Malignant melanoma is the deadliest skin cancer, killing more than 7,200 Americans annually and 60,700 people worldwide. A majority of those who die from metastatic disease have tumors exhibiting resistance to one or more current therapies.
The project will use mouse xenografts and other preclinical approaches to examine the efficacy of targeting a cell-signaling mechanism, involving a protein called GDF6, discovered previously in Dr. Ceol’s lab as playing a primary role in metastatic melanoma.
Specifically, researchers will test whether antibodies targeting GDF6 can cause melanoma regression on their own or in combination with currently used therapies. They will also look at the importance of GDF6-dependent bone morphogenetic protein (BMP) signaling in rare melanoma subtypes: acral melanomas, found in areas that typically aren’t sun-damaged such as the bottom of the feet, and mucosal melanomas, found in surfaces such as the mouth.
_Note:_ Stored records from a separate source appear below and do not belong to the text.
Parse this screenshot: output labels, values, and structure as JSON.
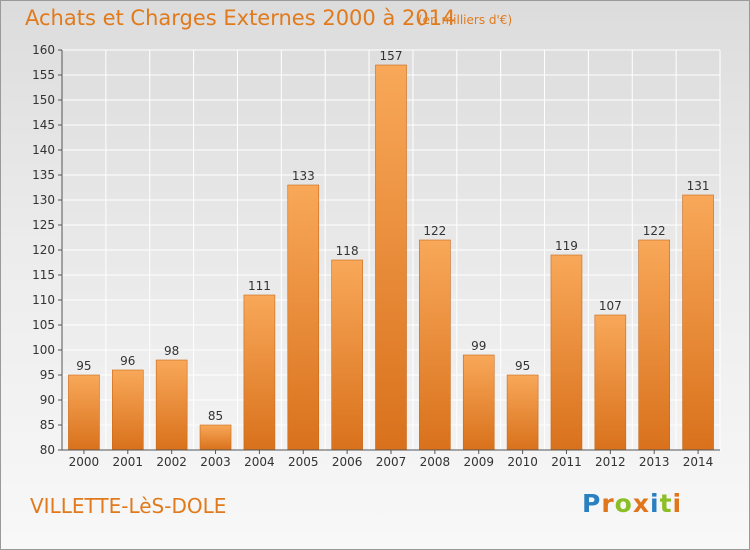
{
  "header": {
    "title": "Achats et Charges Externes 2000 à 2014",
    "subtitle": "(en milliers d'€)"
  },
  "footer": {
    "commune": "VILLETTE-LèS-DOLE",
    "logo_text": "Proxiti"
  },
  "colors": {
    "accent": "#e07a1c",
    "bar_light": "#f8a859",
    "bar_dark": "#d9711c",
    "logo": [
      "#2a7fc0",
      "#e0751c",
      "#8cbf26",
      "#e0751c",
      "#2a7fc0",
      "#8cbf26",
      "#e0751c"
    ]
  },
  "chart_data": {
    "type": "bar",
    "title": "Achats et Charges Externes 2000 à 2014",
    "subtitle": "(en milliers d'€)",
    "xlabel": "",
    "ylabel": "",
    "categories": [
      "2000",
      "2001",
      "2002",
      "2003",
      "2004",
      "2005",
      "2006",
      "2007",
      "2008",
      "2009",
      "2010",
      "2011",
      "2012",
      "2013",
      "2014"
    ],
    "values": [
      95,
      96,
      98,
      85,
      111,
      133,
      118,
      157,
      122,
      99,
      95,
      119,
      107,
      122,
      131
    ],
    "ylim": [
      80,
      160
    ],
    "yticks": [
      80,
      85,
      90,
      95,
      100,
      105,
      110,
      115,
      120,
      125,
      130,
      135,
      140,
      145,
      150,
      155,
      160
    ],
    "grid": true,
    "data_labels": true
  }
}
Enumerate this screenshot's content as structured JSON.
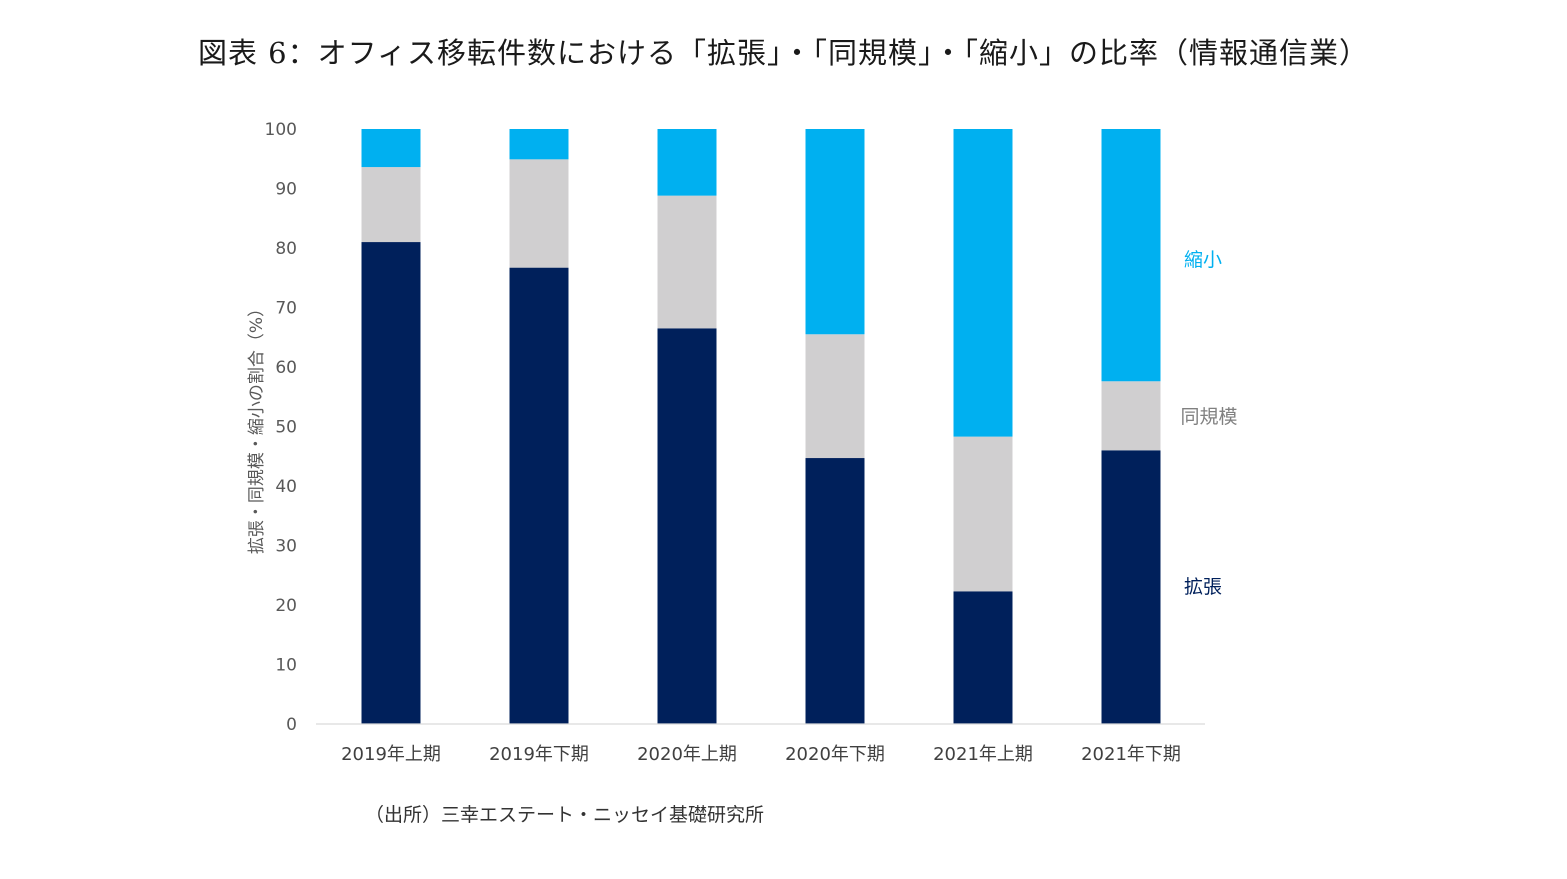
{
  "title": "図表 6：オフィス移転件数における「拡張」・「同規模」・「縮小」の比率（情報通信業）",
  "source": "（出所）三幸エステート・ニッセイ基礎研究所",
  "chart_data": {
    "type": "bar",
    "stacked": true,
    "categories": [
      "2019年上期",
      "2019年下期",
      "2020年上期",
      "2020年下期",
      "2021年上期",
      "2021年下期"
    ],
    "series": [
      {
        "name": "拡張",
        "color": "#00205b",
        "values": [
          81,
          76.7,
          66.5,
          44.7,
          22.3,
          46
        ]
      },
      {
        "name": "同規模",
        "color": "#d0cfd0",
        "values": [
          12.6,
          18.2,
          22.3,
          20.8,
          26,
          11.6
        ]
      },
      {
        "name": "縮小",
        "color": "#00b0f0",
        "values": [
          6.4,
          5.1,
          11.2,
          34.5,
          51.7,
          42.4
        ]
      }
    ],
    "ylabel": "拡張・同規模・縮小の割合（%）",
    "ylim": [
      0,
      100
    ],
    "yticks": [
      "0",
      "10",
      "20",
      "30",
      "40",
      "50",
      "60",
      "70",
      "80",
      "90",
      "100"
    ],
    "legend": "right, labels beside last bar",
    "grid": false
  }
}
“It’s a brand new target that could be important in a lot of patients,” Ceol said. “We have good preliminary data. We are aiming to get data that would support a clinical trial.”
Ceol explained that molecular signaling driven by GDF6 is active in nearly 80 percent of melanoma tumors and is required for melanoma cells to grow and survive. In patient samples, it is associated with metastatic progression and poor survival.
GDF6 functions normally in embryos to make pigment cells and promote bone growth. But it is not expressed in normal adult tissues, which makes it a good target because there is less likelihood of on-target toxicity, Ceol said. And because it exists outside the cell, it is accessible to antibodies.
Monoclonal antibodies created at UMMS that target GDF6 have been shown to kill melanoma cells in the lab.
The new grant enables Ceol’s lab to test in animal studies whether the antibodies made to target GDF6 work as a melanoma therapy, alone or with existing therapies.
Immunotherapies, which have come into use over the last five years, have been a big step forward from previous therapies such as small molecule inhibitors, but they still only work for 30 to 40 percent of patients with advanced melanoma, said Ceol.
One major obstacle to successful treatment has been drug resistance, which has been shown to occur in immunotherapies as well as with small molecule inhibitors targeting BRAF mutation, a big oncogene in melanoma.
“We’re looking to see whether GDF6 antibodies can complement those,” Ceol said. “One of the primary mechanisms of resistance could be dependent on GDF6, so we’re very interested in testing this possibility.”
The additional focus of the study—to examine GFD6’s role in rare acral and mucosal melanomas—is intended to illuminate a new potential pathway for treating these diseases, which are driven by different genes than common cutaneous melanoma. Ceol said, “The drugs that are normally used for cutaneous melanomas don’t really work well on acral melanomas and mucosal melanomas.”